Basel, 17/18. XII. 15.
Dear Friend,
I was not surprised by your reaction to my honest letter.262 As you sent it to Solothurn, despite my postscript, it arrived only this evening. I have now thought it through and have come to the conclusion that it is a prime specimen of Mephistophelean wisdom. Its end provoked a laughter of relief, for which I heartily thank you.
Too bad that these truths are nothing new to me. I have an equally sharp-tongued Mephistopheles within myself, who already showed me the same truths about God and the Devil, Eros and the Poisoner,263 etc., in an even more drastic manner long ago, particularly in the black book.264
I need no longer to demand the acknowledgement of the value of my love, neither from you nor from other people. I acknowledge its worth as well as its worthlessness. So I do not demand anything from you that I’m not doing myself.
Moreover, I did not demand anything from you at all; I simply did what you asked and told you of a feeling I have toward you, a feeling that is proved right to me again and again, and particularly also by your present reaction. My motive for leading this correspondence was not only my being acknowledged by you but the feeling that it is not yet possible for you to acknowledge an important, divine as well as devilish, power of the inner life of all humans, and because I was worried about the effects of your one-sidedness on our work. If I also fought for being acknowledged myself, this was out of an instinct of self-preservation, because I, like any other honest extravert, cannot collaborate in a work that does not take my divine and devilish parts into account.
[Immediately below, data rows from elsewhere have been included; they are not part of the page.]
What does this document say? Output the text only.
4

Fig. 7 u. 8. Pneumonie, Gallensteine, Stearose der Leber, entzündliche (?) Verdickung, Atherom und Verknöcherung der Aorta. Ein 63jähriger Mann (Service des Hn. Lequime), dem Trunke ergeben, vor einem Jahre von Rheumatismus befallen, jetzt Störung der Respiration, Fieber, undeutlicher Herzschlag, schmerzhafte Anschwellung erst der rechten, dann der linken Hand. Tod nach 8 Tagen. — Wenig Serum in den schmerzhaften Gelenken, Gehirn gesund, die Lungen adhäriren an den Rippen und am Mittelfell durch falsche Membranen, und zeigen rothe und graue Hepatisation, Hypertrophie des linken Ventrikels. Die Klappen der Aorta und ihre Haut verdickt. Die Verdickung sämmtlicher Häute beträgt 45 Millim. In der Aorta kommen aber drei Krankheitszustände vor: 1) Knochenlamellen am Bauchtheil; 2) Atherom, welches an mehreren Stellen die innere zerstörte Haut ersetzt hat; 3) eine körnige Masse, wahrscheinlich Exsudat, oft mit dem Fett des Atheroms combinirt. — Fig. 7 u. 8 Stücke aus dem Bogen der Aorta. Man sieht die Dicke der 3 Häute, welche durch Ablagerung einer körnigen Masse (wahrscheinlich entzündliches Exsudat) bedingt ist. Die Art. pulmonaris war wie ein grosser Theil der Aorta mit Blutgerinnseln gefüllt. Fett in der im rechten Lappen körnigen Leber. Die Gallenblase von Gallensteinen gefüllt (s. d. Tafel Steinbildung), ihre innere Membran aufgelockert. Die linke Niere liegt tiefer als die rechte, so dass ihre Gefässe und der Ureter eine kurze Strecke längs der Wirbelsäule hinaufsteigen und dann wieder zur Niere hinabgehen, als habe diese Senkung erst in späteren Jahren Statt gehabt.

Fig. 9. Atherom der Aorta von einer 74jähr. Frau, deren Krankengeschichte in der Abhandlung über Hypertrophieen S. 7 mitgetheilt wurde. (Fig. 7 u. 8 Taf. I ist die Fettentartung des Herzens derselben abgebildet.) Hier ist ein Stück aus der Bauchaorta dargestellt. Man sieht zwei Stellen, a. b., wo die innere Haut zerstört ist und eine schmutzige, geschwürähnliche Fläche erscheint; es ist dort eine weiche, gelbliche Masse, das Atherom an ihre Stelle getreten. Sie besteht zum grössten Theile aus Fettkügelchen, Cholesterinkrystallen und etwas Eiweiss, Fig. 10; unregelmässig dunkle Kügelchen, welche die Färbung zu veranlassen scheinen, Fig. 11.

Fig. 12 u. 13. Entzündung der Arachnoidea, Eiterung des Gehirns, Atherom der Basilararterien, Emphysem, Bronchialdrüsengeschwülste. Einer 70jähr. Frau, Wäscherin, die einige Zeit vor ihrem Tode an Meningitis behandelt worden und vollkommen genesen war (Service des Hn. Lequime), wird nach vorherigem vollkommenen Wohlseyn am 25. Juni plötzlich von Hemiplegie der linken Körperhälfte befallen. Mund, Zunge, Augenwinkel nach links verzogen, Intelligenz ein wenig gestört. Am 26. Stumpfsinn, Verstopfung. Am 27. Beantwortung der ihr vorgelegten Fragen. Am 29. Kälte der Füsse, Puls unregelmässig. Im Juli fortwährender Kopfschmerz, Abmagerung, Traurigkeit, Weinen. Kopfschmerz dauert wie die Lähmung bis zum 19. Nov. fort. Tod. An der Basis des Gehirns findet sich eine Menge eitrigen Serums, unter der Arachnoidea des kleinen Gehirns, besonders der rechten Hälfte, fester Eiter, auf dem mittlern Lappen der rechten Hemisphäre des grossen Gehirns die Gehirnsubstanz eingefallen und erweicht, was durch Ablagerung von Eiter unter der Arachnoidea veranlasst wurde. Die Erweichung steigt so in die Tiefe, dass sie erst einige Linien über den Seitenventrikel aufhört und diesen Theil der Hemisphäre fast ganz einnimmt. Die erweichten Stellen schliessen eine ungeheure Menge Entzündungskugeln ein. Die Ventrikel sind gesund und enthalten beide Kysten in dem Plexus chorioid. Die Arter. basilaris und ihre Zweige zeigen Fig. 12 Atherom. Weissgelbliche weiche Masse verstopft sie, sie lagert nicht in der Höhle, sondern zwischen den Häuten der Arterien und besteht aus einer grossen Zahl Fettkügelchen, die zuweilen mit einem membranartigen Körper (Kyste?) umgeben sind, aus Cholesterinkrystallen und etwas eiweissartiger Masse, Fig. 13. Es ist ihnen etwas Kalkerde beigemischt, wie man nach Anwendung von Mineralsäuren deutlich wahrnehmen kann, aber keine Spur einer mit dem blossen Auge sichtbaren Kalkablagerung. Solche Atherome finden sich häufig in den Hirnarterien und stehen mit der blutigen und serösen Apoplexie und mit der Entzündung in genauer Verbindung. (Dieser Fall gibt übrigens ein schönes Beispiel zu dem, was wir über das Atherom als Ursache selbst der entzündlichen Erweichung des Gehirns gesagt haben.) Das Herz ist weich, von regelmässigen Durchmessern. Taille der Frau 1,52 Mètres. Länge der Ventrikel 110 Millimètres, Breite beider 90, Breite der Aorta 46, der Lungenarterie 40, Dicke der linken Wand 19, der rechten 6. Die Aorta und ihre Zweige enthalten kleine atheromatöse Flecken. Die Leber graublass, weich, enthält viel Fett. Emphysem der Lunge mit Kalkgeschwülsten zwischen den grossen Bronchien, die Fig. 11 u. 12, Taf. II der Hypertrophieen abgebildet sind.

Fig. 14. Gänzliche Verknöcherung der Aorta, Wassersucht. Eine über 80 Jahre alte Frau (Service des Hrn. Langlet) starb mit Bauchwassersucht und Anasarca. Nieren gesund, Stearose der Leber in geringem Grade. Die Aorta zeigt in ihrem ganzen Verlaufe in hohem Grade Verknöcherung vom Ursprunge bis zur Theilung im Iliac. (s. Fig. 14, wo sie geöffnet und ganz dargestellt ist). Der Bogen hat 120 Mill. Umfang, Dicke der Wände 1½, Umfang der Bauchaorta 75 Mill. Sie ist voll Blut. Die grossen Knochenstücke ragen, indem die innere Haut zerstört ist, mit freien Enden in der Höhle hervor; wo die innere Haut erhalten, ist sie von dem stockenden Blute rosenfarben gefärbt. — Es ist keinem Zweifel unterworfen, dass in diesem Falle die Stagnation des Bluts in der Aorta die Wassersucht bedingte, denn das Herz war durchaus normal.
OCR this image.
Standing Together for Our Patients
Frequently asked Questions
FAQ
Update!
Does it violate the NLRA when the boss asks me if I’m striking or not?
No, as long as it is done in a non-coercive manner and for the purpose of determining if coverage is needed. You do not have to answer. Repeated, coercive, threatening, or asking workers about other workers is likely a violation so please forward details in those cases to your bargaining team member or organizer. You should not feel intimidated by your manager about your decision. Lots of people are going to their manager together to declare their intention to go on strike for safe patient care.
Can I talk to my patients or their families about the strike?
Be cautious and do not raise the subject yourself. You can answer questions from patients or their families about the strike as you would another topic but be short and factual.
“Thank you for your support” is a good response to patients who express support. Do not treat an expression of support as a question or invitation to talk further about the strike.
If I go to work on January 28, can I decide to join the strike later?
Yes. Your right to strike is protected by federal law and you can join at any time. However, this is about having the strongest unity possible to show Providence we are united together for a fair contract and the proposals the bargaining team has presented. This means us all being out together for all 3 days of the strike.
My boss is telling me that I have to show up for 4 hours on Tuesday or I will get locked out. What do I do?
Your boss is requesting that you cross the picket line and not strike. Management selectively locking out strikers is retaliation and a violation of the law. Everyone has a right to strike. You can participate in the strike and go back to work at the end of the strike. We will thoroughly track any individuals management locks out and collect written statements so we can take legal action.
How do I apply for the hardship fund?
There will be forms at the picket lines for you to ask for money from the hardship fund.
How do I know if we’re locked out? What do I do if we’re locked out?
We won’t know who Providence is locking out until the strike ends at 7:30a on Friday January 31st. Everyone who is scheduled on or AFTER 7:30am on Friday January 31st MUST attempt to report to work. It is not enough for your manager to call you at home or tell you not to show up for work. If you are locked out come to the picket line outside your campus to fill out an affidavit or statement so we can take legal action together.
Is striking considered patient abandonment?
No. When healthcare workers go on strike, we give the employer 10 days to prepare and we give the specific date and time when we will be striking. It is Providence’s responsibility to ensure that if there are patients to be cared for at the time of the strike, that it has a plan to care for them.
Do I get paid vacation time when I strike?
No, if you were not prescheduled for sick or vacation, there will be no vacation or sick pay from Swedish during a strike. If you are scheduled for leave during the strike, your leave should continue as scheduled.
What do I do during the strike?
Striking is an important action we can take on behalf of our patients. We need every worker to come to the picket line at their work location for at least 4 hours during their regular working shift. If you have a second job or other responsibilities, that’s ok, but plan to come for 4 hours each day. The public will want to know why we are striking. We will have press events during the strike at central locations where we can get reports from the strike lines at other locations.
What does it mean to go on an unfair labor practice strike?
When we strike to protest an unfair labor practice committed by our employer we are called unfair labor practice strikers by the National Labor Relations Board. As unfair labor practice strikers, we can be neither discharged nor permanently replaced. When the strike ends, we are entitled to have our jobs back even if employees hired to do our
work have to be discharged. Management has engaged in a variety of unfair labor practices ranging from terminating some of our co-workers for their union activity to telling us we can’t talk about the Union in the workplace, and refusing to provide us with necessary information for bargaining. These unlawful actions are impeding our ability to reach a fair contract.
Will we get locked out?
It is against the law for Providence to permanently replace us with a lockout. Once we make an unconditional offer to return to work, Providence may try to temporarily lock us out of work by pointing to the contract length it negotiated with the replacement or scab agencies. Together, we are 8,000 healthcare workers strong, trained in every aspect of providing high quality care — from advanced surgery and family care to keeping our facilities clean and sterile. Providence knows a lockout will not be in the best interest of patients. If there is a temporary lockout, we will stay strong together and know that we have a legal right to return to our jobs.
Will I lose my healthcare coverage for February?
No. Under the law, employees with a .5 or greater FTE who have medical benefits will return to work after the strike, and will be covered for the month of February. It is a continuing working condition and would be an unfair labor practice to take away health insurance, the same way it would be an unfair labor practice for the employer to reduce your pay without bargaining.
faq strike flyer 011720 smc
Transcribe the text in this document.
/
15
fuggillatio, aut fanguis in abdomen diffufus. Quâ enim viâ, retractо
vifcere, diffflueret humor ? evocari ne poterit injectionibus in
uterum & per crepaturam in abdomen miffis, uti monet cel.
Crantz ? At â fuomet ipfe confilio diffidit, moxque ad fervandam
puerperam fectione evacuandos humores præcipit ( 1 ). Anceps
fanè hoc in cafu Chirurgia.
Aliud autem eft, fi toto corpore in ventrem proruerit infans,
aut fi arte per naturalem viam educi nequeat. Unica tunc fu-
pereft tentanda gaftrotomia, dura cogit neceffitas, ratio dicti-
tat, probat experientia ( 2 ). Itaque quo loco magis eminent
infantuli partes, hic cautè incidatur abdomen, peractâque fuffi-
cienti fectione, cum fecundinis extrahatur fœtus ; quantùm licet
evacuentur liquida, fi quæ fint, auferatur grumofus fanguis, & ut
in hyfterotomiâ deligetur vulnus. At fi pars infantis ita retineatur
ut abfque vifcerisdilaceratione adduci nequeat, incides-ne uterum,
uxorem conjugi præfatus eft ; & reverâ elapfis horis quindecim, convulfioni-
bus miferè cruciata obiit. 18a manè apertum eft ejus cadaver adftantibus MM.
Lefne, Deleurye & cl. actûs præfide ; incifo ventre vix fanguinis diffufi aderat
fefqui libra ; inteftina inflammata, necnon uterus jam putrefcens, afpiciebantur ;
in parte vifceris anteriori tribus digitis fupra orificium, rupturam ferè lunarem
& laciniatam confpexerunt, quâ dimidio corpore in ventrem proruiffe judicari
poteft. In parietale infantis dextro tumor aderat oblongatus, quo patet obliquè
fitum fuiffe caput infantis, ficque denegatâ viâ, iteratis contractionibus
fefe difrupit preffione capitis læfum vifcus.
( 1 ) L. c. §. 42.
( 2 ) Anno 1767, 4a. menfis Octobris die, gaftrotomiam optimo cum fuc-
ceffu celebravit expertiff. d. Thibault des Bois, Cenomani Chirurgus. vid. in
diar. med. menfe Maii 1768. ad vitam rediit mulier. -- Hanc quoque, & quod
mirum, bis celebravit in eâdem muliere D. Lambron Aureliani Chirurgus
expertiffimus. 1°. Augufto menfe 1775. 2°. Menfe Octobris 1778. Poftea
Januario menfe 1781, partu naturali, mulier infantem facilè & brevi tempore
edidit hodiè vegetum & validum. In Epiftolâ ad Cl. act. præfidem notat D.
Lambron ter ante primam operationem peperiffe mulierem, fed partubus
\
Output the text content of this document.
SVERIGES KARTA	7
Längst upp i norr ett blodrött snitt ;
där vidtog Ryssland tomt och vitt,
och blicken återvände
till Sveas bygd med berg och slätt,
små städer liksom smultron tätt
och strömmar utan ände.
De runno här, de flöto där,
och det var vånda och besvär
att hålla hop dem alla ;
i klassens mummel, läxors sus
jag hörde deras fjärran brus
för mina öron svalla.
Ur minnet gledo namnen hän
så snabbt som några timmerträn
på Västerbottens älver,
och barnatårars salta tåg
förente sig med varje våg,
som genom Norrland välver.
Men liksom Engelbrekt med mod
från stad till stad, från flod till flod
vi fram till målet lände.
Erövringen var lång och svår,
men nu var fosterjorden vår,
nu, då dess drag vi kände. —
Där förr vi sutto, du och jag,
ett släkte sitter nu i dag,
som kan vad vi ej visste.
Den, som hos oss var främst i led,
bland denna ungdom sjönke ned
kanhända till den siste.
But this does not mean that I demanded anything from you. I can well go my way alone. Yet I still believe that analysis will be able to prevent another splitting.265
Acknowledgement or acceptance does not mean blind acceptance, or even adoration, to me, by the way, even though the intellect has to be dimmed so that the power that lies in the realm of feelings can be acknowledged. It seems to me, however, that a power can also be acknowledged when its one side is devilish.
Nevertheless I know that I have always acknowledged, and will always acknowledge, in private and in public, in speech and in writing, the value of your thoughts; actually I also accepted your untruths at first, that is, also your devil. This was the only way it was possible for me to really acknowledge you. I cannot understand why you distinguish so painstakingly between moral and immoral, between divine and devilish love, in the extravert. They simply cannot be separated, because out of both—just as out of truth and untruth—the new develops again and again.
Nor do I demand that you feel in the way I want you to. This reproach has been beaten to death, and no longer applies.266 I well nigh know the kind of feelings of the introvert, but vis-à-vis a nearly complete lack of feeling-into I am feeling as much as a fish in the air as an introvert toward an extravert who cannot think at all.
I cannot grant that it belongs to the typical standpoint of the one type to treat the other ironically, or even to debase him, and that someone who does not do this will have to adopt the superior standpoint.
Incidentally, I already wrote in my last letter that I do not believe that letters will convince you of the correctness of my feeling, which is also shared by others. As mentioned, this can be done only by knowledge gained from experience, provided one still concedes that experience can have some influence on one’s knowledge at all.
To conclude, I would juxtapose your “wonderful” Viennese idyll267 with a “bitterly true” idyll on Lake Zurich.
There you are, sitting in a tower on the Obersee,268 having become Nietzsche’s heir, father to none, friend to none, and sufficient unto yourself. Vis-à-vis, here and there, a few other male and female introverts are living, each in their tower, loving humankind in those “farthest away,” thus protecting themselves against the devilish love of their closest “neighbors.” And, from time to time, they meet in the middle of the lake, each in their motorboat, and prove to each other the dignity of man.
With best regards,
Hans Schmid
262 Missing; see 10 S, note 248.
263 An allusion to Plato’s Symposium, in which Socrates relates what Diotima had taught him about Eros/Love: an intermediate being between wisdom and folly, beyond good and evil, sometimes blossoming, sometimes dying, intermediate between the divine and the mortal, a sorcerer and a poisoner.
264 Again, probably a reference to his own “black book.”
265 Possibly not a reference to a splitting between the two of them but to another splitting in the analytic movement, like Jung’s from Freud, this time in the Zurich school.
266 Original: trifft nicht mehr, which can mean both “no longer applies” and “no longer hurts.”
267 Unclear reference; to a statement in Jung’s missing letter?
268 This creates a further mystery: Schmid’s letter is clearly dated 17/18 December 1915, in his own handwriting, and contextually it does follow up on 11 S, where Schmid admitted he wanted to write “honestly,” and 12 S, where he refers to Jung’s reaction to his honest letter. However, the reference to a tower on the Obersee (upper lake), where Jung did eventually build his tower in Bollingen in 1923, is enigmatic. Perhaps Jung had already told him about such a plan or fantasy in his missing letter, or on one of their joint sailing trips, during which “a wish must have grown in them to build a refuge with simple means in natural surroundings” (Iselin, 1982, p. 19) or Schmid’s remark is uncannily premonitory.